システム設計に正解はない。ではどこを評価すればいい?
高柴氏は、システム設計の課題を通じて候補者の実力を見極める方法について、「ブログ記事を時系列で配信するサイトのシステム設計」を例に挙げ、瀬里氏に質問した。
瀬里氏はまず、ユーザー、サーバー、データベースというシンプルな構成について「これも正解です」とコメントした。課題に速度要件やユーザー数の条件が明示されていない場合、こうした基本的な設計も適切な回答となる。「この時点で落とすのは簡単ですが、それだけで判断するのはもったいない」と指摘し、競争の激しいエンジニア採用において、有望な候補者を早々に見送るのは得策ではないと語る。
次に、より複雑な回答として、Amazon CloudFront、AWS Lambda、Amazon S3、Amazon DynamoDBなどのAWSサービスを活用した構成も示された。瀬里氏は「これも正解です」と述べ、このような回答からは、開発経験の深さやクラウドサービスへの理解度がうかがえると説明した。


RevCommのエンジニア採用の特徴は、コーディング試験の正誤を即座に判断せず、そこからさらに対話を深める点にある。先のようなブログサイトの設計の課題に対し、面接時には「500ミリ秒で応答するにはどうするか」「ユーザーが1000万人になったらどのようにスケールさせるか」といった具体的な条件を加え、候補者の思考プロセスを掘り下げる。このやり取りを通じて、柔軟な対応力や問題解決能力を見極めていく。

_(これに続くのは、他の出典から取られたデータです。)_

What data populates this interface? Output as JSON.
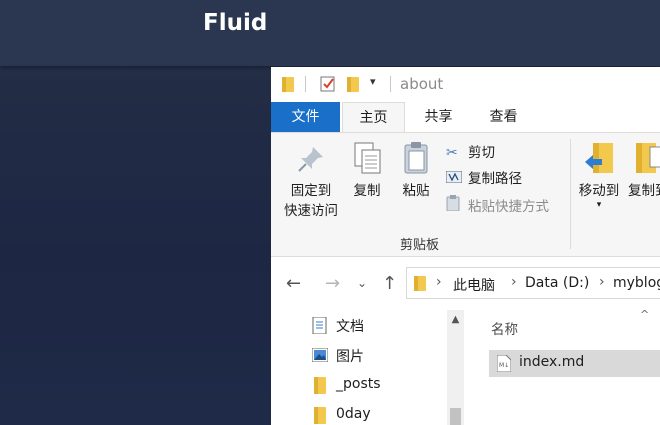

このため、コーディングテストの評価プロセスでは、瀬里氏に加え一次面接を担当する部署のリーダーや部長クラスのメンバーも参加する。「この部分をもっと深掘りできるのではないか」「どの点を重点的に確認すべきか」といった観点で議論を重ね、面接での質問項目を決めていく。特に重視しているのが説明能力だ。「なぜこの設計を選んだのか、それを明確に説明できることが重要です」と瀬里氏は強調する。チーム開発では、自分の考えや設計の意図を的確に伝えるスキルが不可欠であり、どんなに優れた設計でも、チームメイトに説明できなければプロジェクトの進行に支障をきたすからだ。
このように質問を重ねて深掘りするスタイルは、「HireRoo」を用いたスキル面接があるからこそ成り立っている。以前は職務経歴書をもとに面談を進めていたが、瀬里氏は「職務経歴書から話題を見つけるのは大変でした」と当時を振り返る。スキル面接の結果があれば、面接官の負担を軽減しつつ、実際の業務に近い課題について深く議論できるため、入社後のミスマッチを防ぎやすくなる。